Fot. Ruch Chorzów
Zima to czas transferów i z pewnością wkrótce większość ekstraklasowiczów ruszy na zakupy w celu wzmocnienia swoich kadr. Z tej okazji przyjrzałem się polskim talentom, które w najbliższym czasie mogą trafić do Ekstraklasy. Wybrałem dziewiątkę piłkarzy, grających na poziomie 1. i 2. Ligi. Czy w ogóle kiedykolwiek trafią do elity? Czy poradziliby sobie w Ekstraklasie? Odpowiedź brzmi: nie wiem, choć się domyślam.
Krzysztof Bąkowski
Stal Rzeszów, wypożyczony z Lecha Poznań
Pozycja: bramkarz
Rocznik: 2003
Krzysztof Bąkowski to 21-letni bramkarz Stali Rzeszów, do której wypożyczony jest z Lecha Poznań. Ma fantastyczne warunki fizyczne, bowiem Bąkowski ma aż 190 cm wzrostu. W hierarchii bramkarzy drużyny Marka Zuba jest absolutną jedynką. Na 19 możliwych meczów wystąpił w 17, zachowując 3 czyste konta. Jest ostoją obrony Stali. Jego atutem jest wyprowadzanie piłki i celne dłuższe podanie, z czego często ekipa z Rzeszowa korzysta.
21-latek od kilku lat jest regularnie wypożyczany z „Kolejorza”. Jesień 2023 roku spędził w Radomiaku, gdzie miał nawet okazję zadebiutować w Ekstraklasie (w wygranym meczu 3:2 z Zagłębiem Lubin), z kolei wiosną 2024 roku dołączył do Polonii Warszawa. Zagrał w pierwszych trzech meczach, później trafił na ławkę.
Jeżeli Bąkowski utrzyma taką formę do końca sezonu, to myślę, że grę w Ekstraklasie ma pewną. Scenariusze są dwa:
- Filip Bednarek odchodzi z Lecha, a Bąkowski zostaje numerem dwa,
- Bąkowski zostanie wypożyczony, ale tym razem do zespołu z Ekstraklasy. Taki scenariusz może kojarzyć się z drogą Bartosza Mrozka, który najpierw został wypożyczony do GKS-u Katowice, a następnie do Stali Mielec.

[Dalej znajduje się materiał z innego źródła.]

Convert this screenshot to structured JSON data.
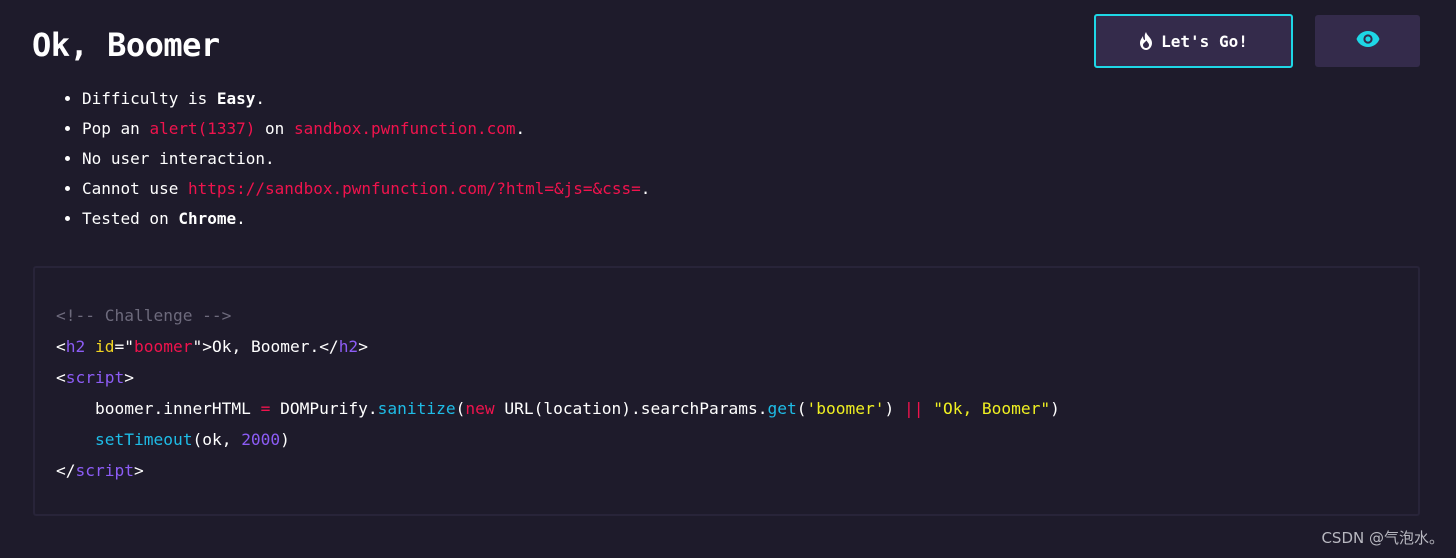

– W Radomiu pojawiały się myśli, czy nie skończyć z tym graniem, że może to nie dla mnie, że może nie jestem odpowiednio mocny psychicznie, a może, że jestem po prostu za słaby – przyznał golkiper w rozmowie z portalem sportowy-poznan.pl. – Cieszę się, że wytrwałem, wytrzymałem tamten czas i to Stal wyciągnęła do mnie rękę. To Stal pomogła mi w tym trudnym momencie, a ja z każdym kolejnym meczem zacząłem znowu wierzyć w swoje umiejętności – dodał.
Bartosz Brzęk
Wieczysta Kraków, wypożyczony z Lechii Gdańsk
Pozycja: prawy obrońca
Rocznik: 2005
19-latek to prawy obrońca, który poza dobrą grą w obronie, nieźle radzi sobie także z przodu. Jego dużym atutem są pojedynki powietrzne.

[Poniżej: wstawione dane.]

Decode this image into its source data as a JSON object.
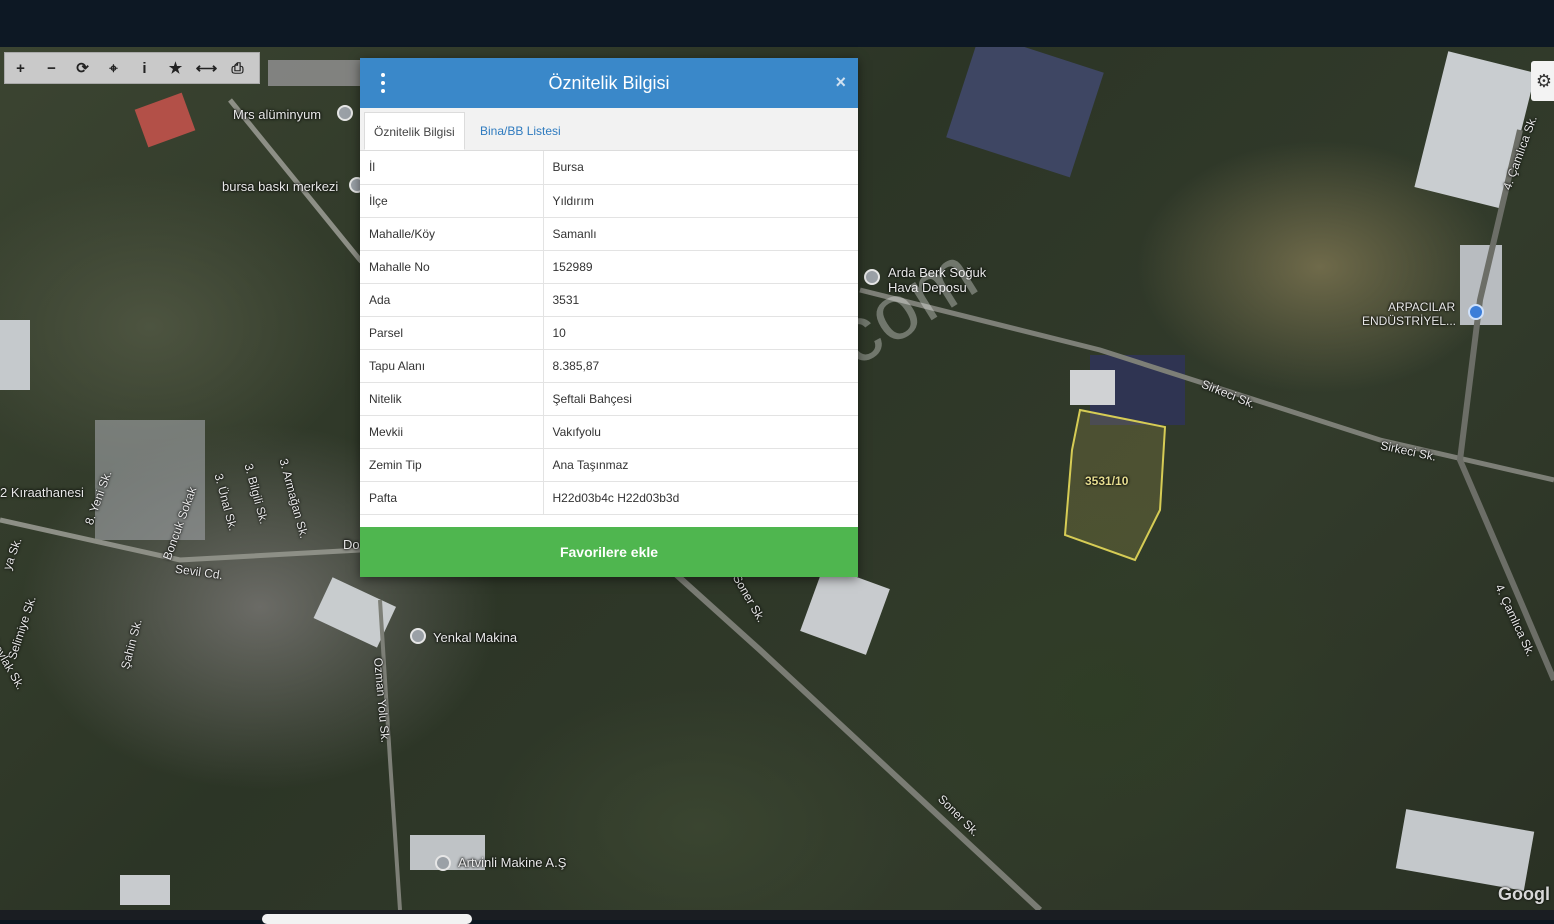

Aktualnie jest wypożyczony z Lechii Gdańsk do Wieczystej Kraków. W zespole, którego trenerem jest Sławomir Peszko, odgrywa kluczową rolę. Od początku sezon jest pierwszym wyborem na swojej pozycji. Wystąpił w osiemnastu meczach rundy jesiennej, tylko raz nie znalazł się w kadrze – przeciwko Rekordowi Bielsko-Biała.

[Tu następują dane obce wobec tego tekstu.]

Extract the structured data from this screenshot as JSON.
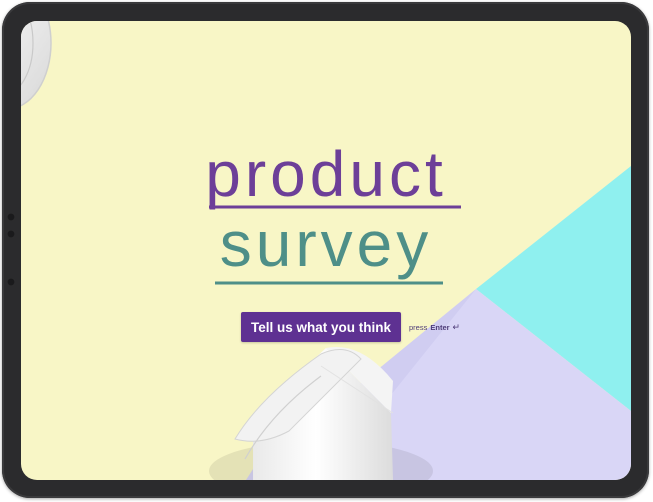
{
  "title": {
    "line1": "product",
    "line2": "survey"
  },
  "cta": {
    "label": "Tell us what you think",
    "hint_prefix": "press",
    "hint_key": "Enter",
    "hint_icon": "↵"
  },
  "colors": {
    "background_yellow": "#f8f6c6",
    "accent_cyan": "#8ff0ef",
    "accent_lavender": "#d9d6f6",
    "title_purple": "#6d3f98",
    "title_teal": "#4e8f88",
    "button_purple": "#5e3192"
  }
}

Nie zależnie od tego czy Lechia utrzyma się w Ekstraklasie czy nie, to Bartosz Brzęk powinien pomyśleć o zmianie pracodawcy. Wydaje mi się, że ze swoimi umiejętnościami spokojnie odnalazłby się w Ekstraklasie. I nie przesadzę pisząc, że ściągnięciem 19-latka zainteresować powinny się takie kluby takie jak Lech czy Legia. W obu drużynach grają ofensywni boczni obrońcy, a takim zdecydowanie jest Bartosz Brzęk.
Michał Synoś
Stal Rzeszów
Pozycja: środkowy obrońca
Rocznik: 2007
Wracamy do Rzeszowa. Kolejnym łakomym kąskiem dla klubów z polskiej elity może okazać się Michał Synoś. To 17-letni stoper, który w tym sezonie stał się podstawowym obrońcą Stali Rzeszów. To typowy środkowy obrońca, który rzadko opuszcza swoją połowę. Jego zadaniem jest bronienie i na tym się skupia.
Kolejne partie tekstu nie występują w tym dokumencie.